From “Natural History”
“An Apocryphal History of Tulips, or Hallucinations in the Low Countries”
1.
perennials require quite some time to grow. as
for tulips, so
for poisoned arrows plied of yew,
for histories.
2.
contrary to popular belief
—florists included—
tulips are not native to Holland, but to Anatolia instead.
I’ll present this clarification with my hands deep in soil,
silken artillery, useless caution
of an alliance moved from finger to finger
and lost all the same.
perhaps I’ll even whisper to you:
Anatolia comes from the Greek
from Ionian colonnades it signified East
and as the fifteen hundred rooms of the Knossos Palace rose,
the word was welded to ana + tellein, which has come to be
dawn, which has come to be
rising over any horizon
tender western girl,
trust the history of words
for you’ll never be able to trust those of men.
3.
in Ankara or Kayseri
when a child cannot sleep,
an adult, cedar-skinned,
puts his hand on the boy’s chest and tells the story of a ship set out to sea
the hand is powerful: it controls the insomniac’s breath
while recreating a maritime voyage
this way,
the Aegean Sea begins beneath the ribs
and the vessel that’ll bring the first tulips to Northern Europe
leaves a shadow
much denser than the seaweed’s
4.
be careful how you plant them, with their roots face-down, you say
that’s how it went: the Dutch ate the bulbs brought from Turkey, convinced they were onions. they cut them, stewed them, imagine entire families chewing tiny
codices
of future colors
around large tables made of alder wood.
after dinner, they’d have nightmares.
on the flower sack it likewise says, add bone meal or other fertilizer
for the plant’s wellbeing
but we don’t have that here
how could we justify the luxury of absent flesh
the luxury of black earth
for a blossom
5.
in the final days of April
without an official palace gardener
to say, sois sage, ô ma douleur
to an Ottoman pearl
to say, don’t open
not yet
the western lands, for you, are inauspicious
♦
“Rose is a rose is a rose is a rose or the Classification of Species”

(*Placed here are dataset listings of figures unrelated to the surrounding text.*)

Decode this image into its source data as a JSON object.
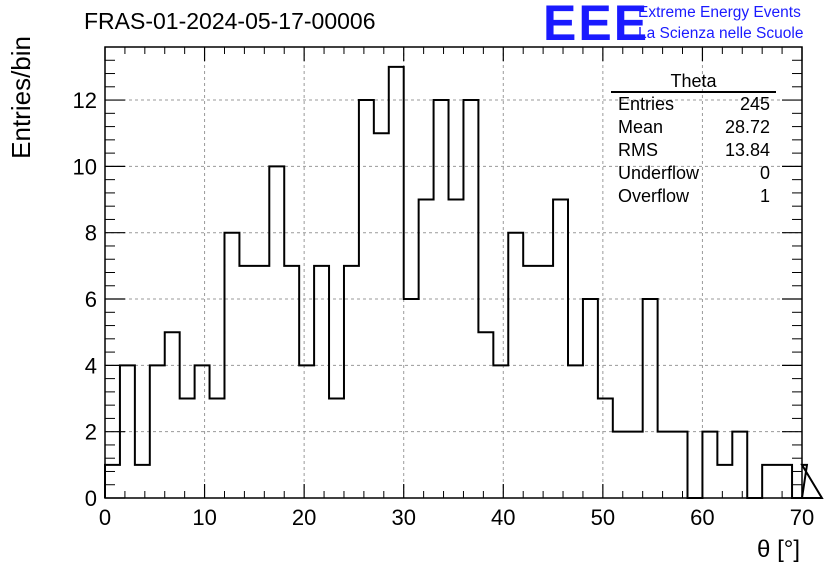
{
  "page_title": "FRAS-01-2024-05-17-00006",
  "brand": {
    "logo": "EEE",
    "line1": "Extreme Energy Events",
    "line2": "La Scienza nelle Scuole",
    "color": "#1a1aff"
  },
  "stats_box": {
    "title": "Theta",
    "rows": [
      {
        "label": "Entries",
        "value": "245"
      },
      {
        "label": "Mean",
        "value": "28.72"
      },
      {
        "label": "RMS",
        "value": "13.84"
      },
      {
        "label": "Underflow",
        "value": "0"
      },
      {
        "label": "Overflow",
        "value": "1"
      }
    ]
  },
  "chart_data": {
    "type": "histogram",
    "title": "FRAS-01-2024-05-17-00006",
    "xlabel": "θ [°]",
    "ylabel": "Entries/bin",
    "xlim": [
      0,
      70
    ],
    "ylim": [
      0,
      13.6
    ],
    "bin_width": 1.5,
    "grid": true,
    "x_ticks": [
      0,
      10,
      20,
      30,
      40,
      50,
      60,
      70
    ],
    "x_tick_labels": [
      "0",
      "10",
      "20",
      "30",
      "40",
      "50",
      "60",
      "70"
    ],
    "y_ticks": [
      0,
      2,
      4,
      6,
      8,
      10,
      12
    ],
    "y_tick_labels": [
      "0",
      "2",
      "4",
      "6",
      "8",
      "10",
      "12"
    ],
    "values": [
      1,
      4,
      1,
      4,
      5,
      3,
      4,
      3,
      8,
      7,
      7,
      10,
      7,
      4,
      7,
      3,
      7,
      12,
      11,
      13,
      6,
      9,
      12,
      9,
      12,
      5,
      4,
      8,
      7,
      7,
      9,
      4,
      6,
      3,
      2,
      2,
      6,
      2,
      2,
      0,
      2,
      1,
      2,
      0,
      1,
      1,
      0,
      1,
      0
    ],
    "line_color": "#000000"
  }
}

Bergk says the history of a text is like a long caress.[1]
when Gertrude Stein defied Shakespeare she used almost
the exact same words,[2]
something similiar happens
with the naming of species.
imagine being named for a Jesuit naturalist traveling through the Philippines in 1700
and who doesn’t even take note of you
because the sandalwood trees
or the tarsiers
—that family of small primates with olives for eyes—
manage to distract him,
pulling him by the tail of his cloak with their human-like fingers
several snowfalls later, between the walls of the University of Uppsala,
the prince of the botanists christens you in honor of the man who couldn’t
tell you apart,
while in the far East
they steep your leaves on end
and the oil extracted from your seeds
protects the hair of young girls and the threaded hilts of swords
white tea or black, clean cut or wounded, oxidation
calls an end to all things
we, born tethered to Paris, learning from Dumas to hold a sprig of camellias,
barely fragrant, against our breast,
—to avoid coughing,
to avoid complete convulsion—
afterward we watch over the flowers in bloom
in the abounding constellation of Galician country houses.
like that, the winter blossom is always a shot
and each flower, skull, or amphora,
preamble to a resounding fall,
petals decayed by humidity
when they touch the ground.
that, don’t you forget, will be our prayer:
in the end, oxidation
calls an end to all things.
[1] Anne Carson, in Autobiography of Red
[2] “When I said/ A rose is a rose is a rose is a rose/ And then later made that into a ring I made poetry and what did I do I caressed completely caressed and addressed a noun.”